September 28th, 2008 | Uncategorized | 0 Comments
(Note: this is an old article I wrote for my school paper, the Lawrence Park Panther Print. I’m posting it just because if I didn’t, it wouldn’t be available for your reading enjoyment anywhere else…and that would be too terrible…)
Judd Apatow? Ummm…who is he again? Oh right, he’s the auteur who directed The 40-Year Old Virgin, Knocked Up, produced Superbad, Anchorman, Talladega Nights and executive produced the cult classic TV shows Freaks and Geeks and Undeclared. What’s so special about him? The answer is simple: everything.
Judd Apatow and his loyal gang of misfits are changing American comedy in an awe-inspiring way. For the last couple decades people did not expect much from comedy. The 90’s were ruled by Jim Carrey and Adam Sandler movies. While they were undoubtedly funny, they were largely brainless fair that were conventional and conservative in retrospect. It didn’t look like much was going to change until Apatow’s 40 Year Old Virgin was released. While the movie’s cartoonish, clueless main character and outrageous situations were nothing revolutionary, the movie’s honesty, subtle wisdom and pitch-perfect characters were. That honesty and purity is Apatow’s trademark. Few other comedic filmmakers (let alone filmmakers in general) can inject it so perfectly into their work.
This summer’s Knocked Up allowed Apatow to continue to evolve as a filmmaker and writer. “Virgin” was about the discovery and excitement of sex, dating, flirting and relationships.
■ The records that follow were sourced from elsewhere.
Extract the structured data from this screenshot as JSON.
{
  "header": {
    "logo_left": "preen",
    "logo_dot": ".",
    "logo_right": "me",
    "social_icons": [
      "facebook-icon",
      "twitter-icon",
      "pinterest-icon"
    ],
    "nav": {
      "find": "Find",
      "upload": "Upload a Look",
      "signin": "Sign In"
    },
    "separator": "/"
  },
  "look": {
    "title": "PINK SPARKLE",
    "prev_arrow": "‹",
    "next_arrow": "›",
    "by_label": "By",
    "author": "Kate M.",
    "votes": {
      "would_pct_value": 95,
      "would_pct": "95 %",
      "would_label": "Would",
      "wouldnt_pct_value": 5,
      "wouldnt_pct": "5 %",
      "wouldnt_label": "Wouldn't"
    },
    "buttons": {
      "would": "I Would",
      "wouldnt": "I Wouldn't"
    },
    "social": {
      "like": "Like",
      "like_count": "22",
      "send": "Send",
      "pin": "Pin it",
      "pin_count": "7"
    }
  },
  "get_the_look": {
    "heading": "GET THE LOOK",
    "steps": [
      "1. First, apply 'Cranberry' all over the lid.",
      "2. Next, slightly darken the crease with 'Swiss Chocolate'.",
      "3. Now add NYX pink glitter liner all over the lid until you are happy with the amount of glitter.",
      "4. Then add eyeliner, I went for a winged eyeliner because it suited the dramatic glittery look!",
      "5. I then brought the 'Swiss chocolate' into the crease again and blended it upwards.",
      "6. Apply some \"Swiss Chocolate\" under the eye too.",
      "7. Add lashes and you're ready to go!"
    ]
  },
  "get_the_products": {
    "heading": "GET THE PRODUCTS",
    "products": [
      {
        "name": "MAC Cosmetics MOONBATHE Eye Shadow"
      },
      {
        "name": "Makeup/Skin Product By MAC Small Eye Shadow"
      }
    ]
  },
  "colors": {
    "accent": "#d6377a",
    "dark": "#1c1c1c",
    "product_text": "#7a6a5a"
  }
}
Knocked Up is about growing up, responsibility, commitment, trust and change. It was a natural progression for Apatow and it couldn’t have been pulled off better. The direction was tighter, creating a more well-constructed film that was at times funnier and more outrageous than “Virgin…”. The story was filled with issues far more pressing than in “Virgin…” such as the difficulties of marriage , the inability to cope with responsibility and the pressures of relationships and dependency. Steve Carrell’s relationship with Catherine Keener’s character in “Virgin…” was pretty smooth despite the lovely innocent awkwardness of it all. In Knocked Up, Seth Rogen’s relationship with Katherine Heigl seems doomed from the start. It was clear that these two are two very different people and that many painful sacrifices would to have to be made to make the situation work-if it ever even could. I’m glad that it still had a happy ending – that may change in Apatow’s future.
It should be noted that Apatow’s actors adore him. Seth Rogen has been in everything “Apatow” since they met while working on Freaks and Geeks more than 7 years ago. Paul Rudd, Steve Carrell, Apatow’s wife Leslie Mann, Jason Segel, Martin Star, Jonah Hill and Jay Baruchel are all also part of his entourage, having worked with him in various movies and TV shows. In interviews they will often attest to his brilliance. The characters they play in Apatow’s movies are always oddballs, losers, stoners and just general outsiders. Generally the type of characters people most easily relate to and remember. The actors sometimes say that the amount of “acting” they do is very minimal.
By combining brilliant characters, serious issues, honest dialogue and enough lewd humor to fill ten “Animal House”s and “Road Trip”s combined, Apatow is truly changing comedy. His films are now instant hits before their trailers are even on TV. Just several weeks ago I remember how nobody had any doubts that Superbad was going to be brilliant simply because it was well known that it was an Apatow comedy. If I had seen the trailer without the knowledge he was behind it, I wouldn’t have expected anything more than a dumb teensploitation movie. Studios will have to catch on that his brand of brilliant, honest and truly well-crafted filmmaking sells and rethink their game-plan. I’m very excited about this. To know that in the next decade there’ll be more Knocked Ups and Superbads and hopefully no more American Pie sequels is a very exciting concept. Already, Apatow and crew are getting the funding to make all the crazy stories they’ve dreamt of over the last couple of years. Seth Rogen, Paul Rudd, Jonah Hill and Michael Cera are all booking up their schedules, now that their respective films have made them instantly recognizable by appearance, if not by name. The 40 Year Old Virgin ended with a completely random rendition of The Age of Aquarious. Perhaps the song should have been changed to The Age of Apatow.